Vidas interrompidas pelo descaso passado de um governo a outro. Sonhos de famílias inteiras decepados, projetos cancelados, afetos separados à força. A certeza de que cada manhã assinala mais horas de vazio: acordar para um pesadelo todos os dias. Na espera por um atendimento do SUS, aglomeram-se desde bebês com dias de vida até idosos com mais de 80 anos. Princípio e fim na mesma sina, como se nós brasileiros fossemos super-heróis imunes à kriptonita do desgoverno. O caos da saúde pública, de tão instituído, já se tornou uma convenção com passaporte carimbado à conformidade. E o voto, cada vez mais, se parece com um game configurado no modo mais avançado, pois está mais difícil separar o joio do trigo quando existe tanto joio.

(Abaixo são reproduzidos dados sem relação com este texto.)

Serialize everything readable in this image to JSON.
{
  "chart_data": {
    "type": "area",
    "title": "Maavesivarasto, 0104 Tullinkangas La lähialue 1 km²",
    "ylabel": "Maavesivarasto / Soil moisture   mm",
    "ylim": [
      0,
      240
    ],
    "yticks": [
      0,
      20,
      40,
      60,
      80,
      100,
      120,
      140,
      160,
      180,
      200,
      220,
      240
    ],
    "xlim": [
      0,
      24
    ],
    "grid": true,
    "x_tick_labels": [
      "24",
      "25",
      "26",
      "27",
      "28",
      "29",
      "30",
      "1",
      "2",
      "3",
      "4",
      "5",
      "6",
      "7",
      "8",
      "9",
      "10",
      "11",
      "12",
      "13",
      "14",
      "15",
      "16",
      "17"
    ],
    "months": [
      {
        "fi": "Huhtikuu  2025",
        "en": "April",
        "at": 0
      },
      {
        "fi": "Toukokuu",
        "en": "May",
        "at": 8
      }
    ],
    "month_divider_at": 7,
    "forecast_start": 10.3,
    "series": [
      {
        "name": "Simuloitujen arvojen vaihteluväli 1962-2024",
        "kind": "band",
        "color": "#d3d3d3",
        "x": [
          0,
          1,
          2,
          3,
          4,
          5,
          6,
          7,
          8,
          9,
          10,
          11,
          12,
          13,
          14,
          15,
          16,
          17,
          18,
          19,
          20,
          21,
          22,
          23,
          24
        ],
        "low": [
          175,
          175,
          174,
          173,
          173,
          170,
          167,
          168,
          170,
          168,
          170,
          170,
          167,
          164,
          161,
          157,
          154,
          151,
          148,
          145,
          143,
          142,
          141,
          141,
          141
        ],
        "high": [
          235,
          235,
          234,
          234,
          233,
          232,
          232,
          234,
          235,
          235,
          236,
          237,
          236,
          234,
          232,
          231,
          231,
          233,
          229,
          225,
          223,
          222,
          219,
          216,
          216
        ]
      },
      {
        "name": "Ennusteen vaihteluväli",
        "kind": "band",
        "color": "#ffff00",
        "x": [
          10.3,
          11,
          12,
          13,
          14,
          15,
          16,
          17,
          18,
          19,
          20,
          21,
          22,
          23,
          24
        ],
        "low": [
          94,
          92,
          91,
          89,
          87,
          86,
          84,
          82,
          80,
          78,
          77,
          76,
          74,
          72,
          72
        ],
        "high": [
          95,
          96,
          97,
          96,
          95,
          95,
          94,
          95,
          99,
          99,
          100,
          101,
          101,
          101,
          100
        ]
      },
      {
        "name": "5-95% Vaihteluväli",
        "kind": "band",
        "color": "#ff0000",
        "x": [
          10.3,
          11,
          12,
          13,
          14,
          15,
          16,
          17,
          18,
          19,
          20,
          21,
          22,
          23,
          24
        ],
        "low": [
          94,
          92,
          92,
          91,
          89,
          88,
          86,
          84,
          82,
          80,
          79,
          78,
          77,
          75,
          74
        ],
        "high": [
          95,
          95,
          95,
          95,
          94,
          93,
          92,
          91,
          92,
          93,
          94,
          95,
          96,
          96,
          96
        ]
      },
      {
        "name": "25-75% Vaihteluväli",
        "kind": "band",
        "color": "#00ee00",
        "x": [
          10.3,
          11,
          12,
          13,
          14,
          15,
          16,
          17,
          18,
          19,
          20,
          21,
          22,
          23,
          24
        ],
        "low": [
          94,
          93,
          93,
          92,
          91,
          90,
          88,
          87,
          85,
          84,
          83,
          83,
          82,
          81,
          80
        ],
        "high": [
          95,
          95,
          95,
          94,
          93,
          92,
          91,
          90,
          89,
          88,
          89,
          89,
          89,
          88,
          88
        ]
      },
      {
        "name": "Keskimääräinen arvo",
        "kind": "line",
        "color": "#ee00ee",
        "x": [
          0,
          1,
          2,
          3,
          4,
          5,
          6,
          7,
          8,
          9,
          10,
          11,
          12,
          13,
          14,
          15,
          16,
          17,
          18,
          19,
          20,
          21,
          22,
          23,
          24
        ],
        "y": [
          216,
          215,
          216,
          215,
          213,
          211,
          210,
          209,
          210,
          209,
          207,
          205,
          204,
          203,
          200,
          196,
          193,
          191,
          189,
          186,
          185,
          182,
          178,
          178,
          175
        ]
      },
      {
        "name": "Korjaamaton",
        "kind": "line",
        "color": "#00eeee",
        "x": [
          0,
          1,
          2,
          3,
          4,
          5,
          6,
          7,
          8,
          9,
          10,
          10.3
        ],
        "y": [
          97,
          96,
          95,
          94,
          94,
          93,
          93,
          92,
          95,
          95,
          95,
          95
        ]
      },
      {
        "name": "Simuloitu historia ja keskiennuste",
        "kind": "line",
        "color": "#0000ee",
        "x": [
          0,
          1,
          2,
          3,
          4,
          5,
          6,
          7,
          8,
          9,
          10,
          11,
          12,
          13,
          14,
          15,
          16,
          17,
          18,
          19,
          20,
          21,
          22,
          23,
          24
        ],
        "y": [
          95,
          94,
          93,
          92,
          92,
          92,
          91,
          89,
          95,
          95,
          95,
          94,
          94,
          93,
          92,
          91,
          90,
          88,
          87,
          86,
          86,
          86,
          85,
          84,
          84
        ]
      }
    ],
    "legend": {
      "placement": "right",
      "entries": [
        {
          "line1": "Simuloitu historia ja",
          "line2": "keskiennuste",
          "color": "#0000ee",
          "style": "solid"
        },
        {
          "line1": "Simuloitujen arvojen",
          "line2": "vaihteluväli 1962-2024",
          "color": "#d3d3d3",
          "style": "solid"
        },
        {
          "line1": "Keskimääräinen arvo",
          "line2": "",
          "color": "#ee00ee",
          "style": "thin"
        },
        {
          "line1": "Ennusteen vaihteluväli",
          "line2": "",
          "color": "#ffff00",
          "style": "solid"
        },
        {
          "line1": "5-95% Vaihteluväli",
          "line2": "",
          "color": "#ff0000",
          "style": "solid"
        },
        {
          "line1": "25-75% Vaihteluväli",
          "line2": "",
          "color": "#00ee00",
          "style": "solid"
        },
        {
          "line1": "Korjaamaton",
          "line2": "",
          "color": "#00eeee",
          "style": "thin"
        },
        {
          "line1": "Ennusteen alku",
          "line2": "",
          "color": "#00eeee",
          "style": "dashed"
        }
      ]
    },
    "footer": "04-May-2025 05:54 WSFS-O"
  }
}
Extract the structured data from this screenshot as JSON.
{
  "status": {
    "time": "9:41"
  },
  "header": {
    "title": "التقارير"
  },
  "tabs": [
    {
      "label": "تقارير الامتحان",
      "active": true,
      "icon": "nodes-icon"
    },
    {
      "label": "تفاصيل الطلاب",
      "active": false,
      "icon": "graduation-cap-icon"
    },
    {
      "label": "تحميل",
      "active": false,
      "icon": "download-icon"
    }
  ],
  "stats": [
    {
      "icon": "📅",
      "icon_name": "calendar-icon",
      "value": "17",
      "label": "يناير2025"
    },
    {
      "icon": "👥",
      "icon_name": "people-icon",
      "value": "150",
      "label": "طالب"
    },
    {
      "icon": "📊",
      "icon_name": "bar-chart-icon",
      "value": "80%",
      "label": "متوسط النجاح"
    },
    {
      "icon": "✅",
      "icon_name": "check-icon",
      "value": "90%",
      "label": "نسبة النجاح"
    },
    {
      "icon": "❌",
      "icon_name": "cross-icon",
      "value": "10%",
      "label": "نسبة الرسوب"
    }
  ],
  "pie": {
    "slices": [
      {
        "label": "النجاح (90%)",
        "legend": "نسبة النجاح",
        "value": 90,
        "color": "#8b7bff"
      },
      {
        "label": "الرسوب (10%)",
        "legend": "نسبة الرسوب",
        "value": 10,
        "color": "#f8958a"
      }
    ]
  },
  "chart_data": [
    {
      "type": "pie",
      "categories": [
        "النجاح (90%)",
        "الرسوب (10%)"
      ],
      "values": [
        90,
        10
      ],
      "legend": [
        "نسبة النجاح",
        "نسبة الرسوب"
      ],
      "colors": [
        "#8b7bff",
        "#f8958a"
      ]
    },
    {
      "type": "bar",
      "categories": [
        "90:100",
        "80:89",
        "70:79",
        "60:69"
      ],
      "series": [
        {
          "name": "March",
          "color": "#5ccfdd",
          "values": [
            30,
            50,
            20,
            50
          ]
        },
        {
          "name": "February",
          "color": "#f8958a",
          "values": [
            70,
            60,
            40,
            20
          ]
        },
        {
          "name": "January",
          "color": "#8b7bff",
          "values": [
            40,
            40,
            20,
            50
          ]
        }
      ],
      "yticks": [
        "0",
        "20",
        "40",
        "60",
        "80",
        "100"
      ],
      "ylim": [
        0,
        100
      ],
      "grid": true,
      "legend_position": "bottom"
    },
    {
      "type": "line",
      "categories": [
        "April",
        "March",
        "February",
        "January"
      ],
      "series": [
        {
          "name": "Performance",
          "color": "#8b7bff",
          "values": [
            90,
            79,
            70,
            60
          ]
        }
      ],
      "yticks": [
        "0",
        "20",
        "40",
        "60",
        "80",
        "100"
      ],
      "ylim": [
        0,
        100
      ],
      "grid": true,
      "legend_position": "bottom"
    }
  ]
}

Saúde e justiça são irmãs da mesma verdade e parceiras da mesma dor. Em um país que não acolhe os seus, nos resta o poema eterno: a sequência que se tece a partir da união dos amigos. Uma voz pacífica, mas nunca passiva, de quem assistiu a alguém viajar apenas com bilhete de ida. E cumpre-se o que um dia escreveu o poeta Wilson Caritta Lopes: “um anjo mora acima do poema...”. Anjos que sobem prematuramente e deixam obras, família, amigos, amores, mas que se eternizam na sequência do olhar, da voz e da vez de quem um dia sorriu junto a eles.